In Python 3, you can also call super with no arguments (which is equivalent to the calls in the functions above, but more magical).
Object can be any Python class instance which may or may not be user defined. But,
when you are talking about a type, it refers to the default objects/collections like a list/tuple/dict/int/str etc.
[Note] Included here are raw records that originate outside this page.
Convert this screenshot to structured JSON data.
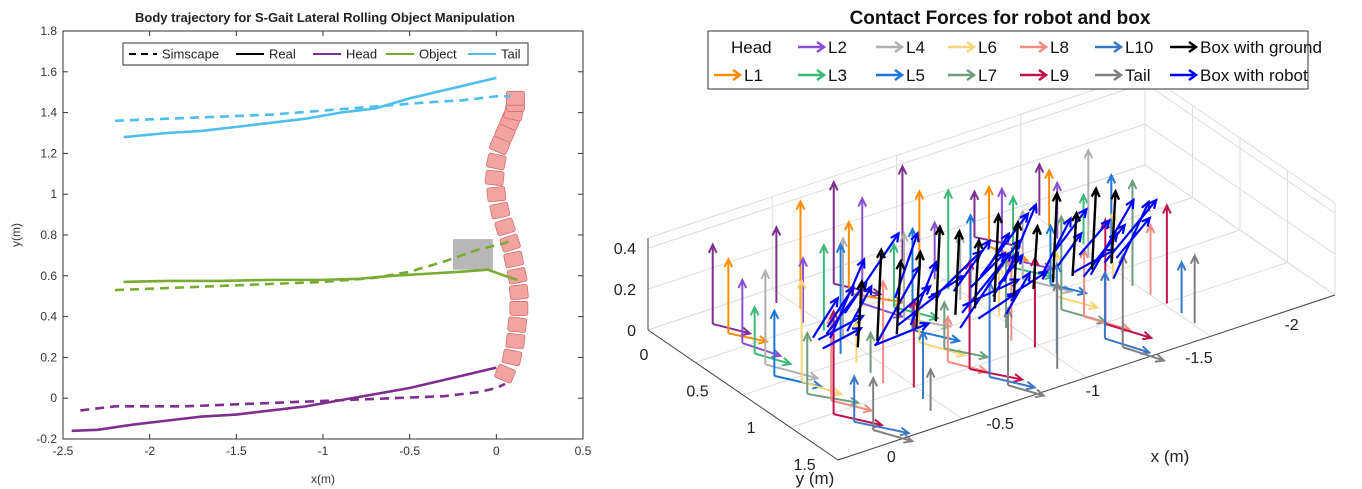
{
  "chart_data": [
    {
      "type": "line",
      "title": "Body trajectory for S-Gait Lateral Rolling Object Manipulation",
      "xlabel": "x(m)",
      "ylabel": "y(m)",
      "xlim": [
        -2.5,
        0.5
      ],
      "ylim": [
        -0.2,
        1.8
      ],
      "x_ticks": [
        -2.5,
        -2,
        -1.5,
        -1,
        -0.5,
        0,
        0.5
      ],
      "y_ticks": [
        -0.2,
        0,
        0.2,
        0.4,
        0.6,
        0.8,
        1,
        1.2,
        1.4,
        1.6,
        1.8
      ],
      "x_tick_labels": [
        "-2.5",
        "-2",
        "-1.5",
        "-1",
        "-0.5",
        "0",
        "0.5"
      ],
      "y_tick_labels": [
        "-0.2",
        "0",
        "0.2",
        "0.4",
        "0.6",
        "0.8",
        "1",
        "1.2",
        "1.4",
        "1.6",
        "1.8"
      ],
      "grid": false,
      "legend_position": "top",
      "legend": [
        {
          "label": "Simscape",
          "color": "#000000",
          "dash": true
        },
        {
          "label": "Real",
          "color": "#000000",
          "dash": false
        },
        {
          "label": "Head",
          "color": "#7E2F8E",
          "dash": false
        },
        {
          "label": "Object",
          "color": "#77AC30",
          "dash": false
        },
        {
          "label": "Tail",
          "color": "#4DBEEE",
          "dash": false
        }
      ],
      "series": [
        {
          "group": "Tail",
          "style": "dashed",
          "color": "#4DBEEE",
          "x": [
            -2.2,
            -1.9,
            -1.6,
            -1.3,
            -1.0,
            -0.7,
            -0.4,
            -0.2,
            0.0,
            0.08
          ],
          "y": [
            1.36,
            1.37,
            1.38,
            1.39,
            1.41,
            1.43,
            1.45,
            1.46,
            1.48,
            1.48
          ]
        },
        {
          "group": "Tail",
          "style": "solid",
          "color": "#4DBEEE",
          "x": [
            -2.15,
            -1.9,
            -1.7,
            -1.5,
            -1.3,
            -1.1,
            -0.9,
            -0.7,
            -0.5,
            -0.35,
            -0.2,
            -0.1,
            0.0
          ],
          "y": [
            1.28,
            1.3,
            1.31,
            1.33,
            1.35,
            1.37,
            1.4,
            1.42,
            1.47,
            1.5,
            1.53,
            1.55,
            1.57
          ]
        },
        {
          "group": "Object",
          "style": "dashed",
          "color": "#77AC30",
          "x": [
            -2.2,
            -1.9,
            -1.6,
            -1.3,
            -1.0,
            -0.7,
            -0.5,
            -0.3,
            -0.1,
            0.05,
            0.1
          ],
          "y": [
            0.53,
            0.54,
            0.55,
            0.56,
            0.57,
            0.59,
            0.62,
            0.67,
            0.73,
            0.76,
            0.78
          ]
        },
        {
          "group": "Object",
          "style": "solid",
          "color": "#77AC30",
          "x": [
            -2.15,
            -1.9,
            -1.6,
            -1.3,
            -1.0,
            -0.8,
            -0.6,
            -0.4,
            -0.2,
            -0.05,
            0.05,
            0.12
          ],
          "y": [
            0.57,
            0.575,
            0.575,
            0.58,
            0.58,
            0.585,
            0.6,
            0.61,
            0.62,
            0.63,
            0.6,
            0.58
          ]
        },
        {
          "group": "Head",
          "style": "dashed",
          "color": "#7E2F8E",
          "x": [
            -2.4,
            -2.2,
            -2.0,
            -1.8,
            -1.5,
            -1.2,
            -0.9,
            -0.6,
            -0.3,
            -0.1,
            0.0,
            0.05
          ],
          "y": [
            -0.06,
            -0.04,
            -0.04,
            -0.04,
            -0.03,
            -0.02,
            -0.01,
            0.0,
            0.01,
            0.03,
            0.05,
            0.07
          ]
        },
        {
          "group": "Head",
          "style": "solid",
          "color": "#7E2F8E",
          "x": [
            -2.45,
            -2.3,
            -2.1,
            -1.9,
            -1.7,
            -1.5,
            -1.3,
            -1.1,
            -0.9,
            -0.7,
            -0.5,
            -0.3,
            -0.15,
            -0.05,
            0.0
          ],
          "y": [
            -0.16,
            -0.155,
            -0.13,
            -0.11,
            -0.09,
            -0.08,
            -0.06,
            -0.04,
            -0.01,
            0.02,
            0.05,
            0.09,
            0.12,
            0.14,
            0.15
          ]
        }
      ],
      "robot_body": {
        "x": [
          0.05,
          0.09,
          0.11,
          0.12,
          0.13,
          0.13,
          0.12,
          0.1,
          0.08,
          0.05,
          0.02,
          0.0,
          -0.01,
          0.0,
          0.02,
          0.05,
          0.08,
          0.1,
          0.11,
          0.11
        ],
        "y": [
          0.12,
          0.2,
          0.28,
          0.36,
          0.44,
          0.52,
          0.6,
          0.68,
          0.76,
          0.84,
          0.92,
          1.0,
          1.08,
          1.16,
          1.24,
          1.3,
          1.36,
          1.4,
          1.44,
          1.47
        ],
        "color": "#F4A3A3"
      },
      "box": {
        "x0": -0.25,
        "x1": -0.02,
        "y0": 0.63,
        "y1": 0.78,
        "color": "#AAAAAA"
      }
    },
    {
      "type": "3d-quiver",
      "title": "Contact Forces for robot and box",
      "xlabel": "x (m)",
      "ylabel": "y (m)",
      "zlim": [
        0,
        0.45
      ],
      "x_tick_labels": [
        "0",
        "-0.5",
        "-1",
        "-1.5",
        "-2"
      ],
      "y_tick_labels": [
        "0",
        "0.5",
        "1",
        "1.5"
      ],
      "z_tick_labels": [
        "0",
        "0.2",
        "0.4"
      ],
      "grid": true,
      "legend_position": "top",
      "legend": [
        {
          "label": "Head",
          "color": "#7E2F8E"
        },
        {
          "label": "L1",
          "color": "#FF8C00"
        },
        {
          "label": "L2",
          "color": "#8A4FD6"
        },
        {
          "label": "L3",
          "color": "#3CB878"
        },
        {
          "label": "L4",
          "color": "#B0B0B0"
        },
        {
          "label": "L5",
          "color": "#1F77D4"
        },
        {
          "label": "L6",
          "color": "#F7D57A"
        },
        {
          "label": "L7",
          "color": "#6E9E7E"
        },
        {
          "label": "L8",
          "color": "#F08C80"
        },
        {
          "label": "L9",
          "color": "#C0124E"
        },
        {
          "label": "L10",
          "color": "#3A78C8"
        },
        {
          "label": "Tail",
          "color": "#808080"
        },
        {
          "label": "Box with ground",
          "color": "#000000"
        },
        {
          "label": "Box with robot",
          "color": "#0000FF"
        }
      ]
    }
  ]
}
Here is a simple exploration of the two functions. I found it illuminating going through this exercise. I often will create a simple program exploring the ins and outs of simple functions and save them for reference:
#
# Testing isinstance and issubclass
#
class C1(object):
def __init__(self):
object.__init__(self)
class B1(object):
def __init__(self):
object.__init__(self)
class B2(B1):
def __init__(self):
B1.__init__(self)
class CB1(C1,B1):
def __init__(self):
# not sure about this for multiple inheritance
C1.__init__(self)
B1.__init__(self)
c1 = C1()
b1 = B1()
cb1 = CB1()
def checkInstanceType(c, t):
if isinstance(c, t):
print c, "is of type", t
else:
print c, "is NOT of type", t
def checkSubclassType(c, t):
if issubclass(c, t):
print c, "is a subclass of type", t
else:
print c, "is NOT a subclass of type", t
print "comparing isinstance and issubclass"
print ""
# checking isinstance
print "checking isinstance"
# can check instance against type
checkInstanceType(c1, C1)
checkInstanceType(c1, B1)
checkInstanceType(c1, object)
# can check type against type
checkInstanceType(C1, object)
checkInstanceType(B1, object)
# cannot check instance against instance
try:
checkInstanceType(c1, b1)
except Exception, e:
print "failed to check instance against instance", e
print ""
# checking issubclass
print "checking issubclass"
# cannot check instance against type
try:
checkSubclassType(c1, C1)
except Exception, e:
print "failed to check instance against type", e
# can check type against type
checkSubclassType(C1, C1)
checkSubclassType(B1, C1)
checkSubclassType(CB1, C1)
checkSubclassType(CB1, B1)
# cannot check type against instance
try:
checkSubclassType(C1, c1)
except Exception, e:
print "failed to check type against instance", e
Edit:
Also consider the following as isinstance can break API implementations. An example would be an object that acts like a dictionary, but is not derived from dict. isinstance might check that an object is a dictionary, even though the object supports dictionary style access:
isinstance considered harmful
Edit2:
Can someone please give me an example of a distinction between passing a Type as a second argument versus passing an Object?
After testing the above code it tells me the second parameter must be a type. So in the following case:
checkInstanceType(c1, b1)
The call will fail. It could be written:
checkInstanceType(c1, type(b1))
So if you want to check the type of one instance against another instance you have to use the type() builtin call.